- Flink:
/flink-0.9-SNAPSHOT
includes a modified flink system which has implemented the algorithms mentioned in the papers - Hadoop: we suggest to deploy
hadoop-2.4.1
HDFS to save the checkpoints and set a small block size so that the data would be partitioned locally - Spark: we suggest to employ
spark-1.3.1-bin-hadoop2.6
to generate input dataset for K-means - Procrustes:
procrustes-flink-1.0-SNAPSHOT.jar
includes the pagerank, connected compoents and k-means implementations on Flink
Shell scripts to drive the experiments (please ignore peel-xml)

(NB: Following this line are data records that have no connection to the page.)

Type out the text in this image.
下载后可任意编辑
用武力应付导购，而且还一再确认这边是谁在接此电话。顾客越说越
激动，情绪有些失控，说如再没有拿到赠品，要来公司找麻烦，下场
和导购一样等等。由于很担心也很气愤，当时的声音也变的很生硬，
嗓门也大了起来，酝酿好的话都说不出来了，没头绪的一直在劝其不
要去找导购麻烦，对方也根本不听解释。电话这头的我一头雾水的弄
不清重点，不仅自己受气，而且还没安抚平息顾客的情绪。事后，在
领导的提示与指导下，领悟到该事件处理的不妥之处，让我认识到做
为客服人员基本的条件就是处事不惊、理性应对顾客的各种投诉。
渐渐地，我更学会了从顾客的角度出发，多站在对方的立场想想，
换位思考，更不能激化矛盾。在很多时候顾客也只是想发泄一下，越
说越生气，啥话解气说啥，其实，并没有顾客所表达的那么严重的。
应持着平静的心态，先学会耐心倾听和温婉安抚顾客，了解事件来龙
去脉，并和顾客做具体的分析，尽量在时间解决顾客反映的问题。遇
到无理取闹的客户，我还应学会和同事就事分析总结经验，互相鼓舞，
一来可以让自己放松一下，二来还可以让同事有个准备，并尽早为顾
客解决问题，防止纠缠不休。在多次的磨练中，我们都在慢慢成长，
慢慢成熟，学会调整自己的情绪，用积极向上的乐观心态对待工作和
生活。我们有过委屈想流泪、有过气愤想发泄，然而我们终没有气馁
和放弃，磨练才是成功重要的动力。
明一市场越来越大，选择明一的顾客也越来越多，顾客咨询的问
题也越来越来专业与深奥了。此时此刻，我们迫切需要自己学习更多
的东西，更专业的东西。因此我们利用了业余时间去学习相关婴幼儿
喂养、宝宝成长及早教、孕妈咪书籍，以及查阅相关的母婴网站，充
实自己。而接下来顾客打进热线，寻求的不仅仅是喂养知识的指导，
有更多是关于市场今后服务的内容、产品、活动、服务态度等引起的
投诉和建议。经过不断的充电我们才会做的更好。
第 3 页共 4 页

taskmanager.tmp.dirs: the process id for jobmanager or taskmanager might be saved here
taskmanager.checkpoint.dir: hdfs to save checkpoint
To enable confined recovery, please set
confined.recovery: true
replication.recovery: false
To enable replica recovery, please set
confined.recovery: false
replication.recovery: true
For PageRank and Connected components, we use WebGraph as input dataset
java -cp "*" it.unimi.dsi.webgraph.ArcListASCIIGraph -g BVGraph $input path$ $output path$
For K-Means, we use spark and procrustes to generate the dataset
./spark-submit --class eu.stratosphere.procrustes.datagen.spark.SparkClusterGenerator ../procrustes-datagen-1.0-SNAPSHOT.jar spark://localhost:port $#parallelism$ $#items$ file://clusters-D3-K3.csv hdfs://.../input/clusters
- Head checkpoint
/…/flink-0.9-SNAPSHOT/bin/flink run -v -c eu.stratosphere.procrustes.experiments.recovery.PageRank ${app.path.jobs}/procrustes-flink-1.0-SNAPSHOT.jar ${system.hadoop-2.path.input}/input ${system.hadoop-2.path.output}/output ${# of pages} ${# of iteration} ${# of checkpoint interval}
Tips: checkpoint would be saved if ${# of checkpoint interval}>0
and there is no checkpoint if ${# of checkpoint interval}=0
- Tail checkpoint
/…/flink-0.9-SNAPSHOT/bin/flink run -v -c eu.stratosphere.procrustes.experiments.recovery.PageRankLateCpt ${app.path.jobs}/procrustes-flink-1.0-SNAPSHOT.jar ${system.hadoop-2.path.input}/input ${system.hadoop-2.path.output}/output ${# of pages} ${# of iteration} ${# of checkpoint interval}
- Head checkpoint
/…/flink-0.9-SNAPSHOT/bin/flink run -v -c eu.stratosphere.procrustes.experiments.recovery.ConnectedComponentsBulk ${app.path.jobs}/procrustes-flink-1.0-SNAPSHOT.jar ${system.hadoop-2.path.input}/webbase-raw ${system.hadoop-2.path.output}/concomp ${# of iteration} ${# of checkpoint interval}
- Tail checkpoint
/…/flink-0.9-SNAPSHOT/bin/flink run -v -c eu.stratosphere.procrustes.experiments.recovery.ConnectedComponentsBulkLateCpt ${app.path.jobs}/procrustes-flink-1.0-SNAPSHOT.jar ${system.hadoop-2.path.input}/webbase-raw ${system.hadoop-2.path.output}/concomp ${# of iteration} ${# of checkpoint interval}
/…/flink-0.9-SNAPSHOT/bin/flink run -v -c eu.stratosphere.procrustes.experiments.recovery.KMeansPureTuple /…/procrustes-flink-1.0-SNAPSHOT.jar hdfs://… /input/points hdfs://…/input/centroid hdfs://…/output ${# of iteration} ${# of checkpoint interval}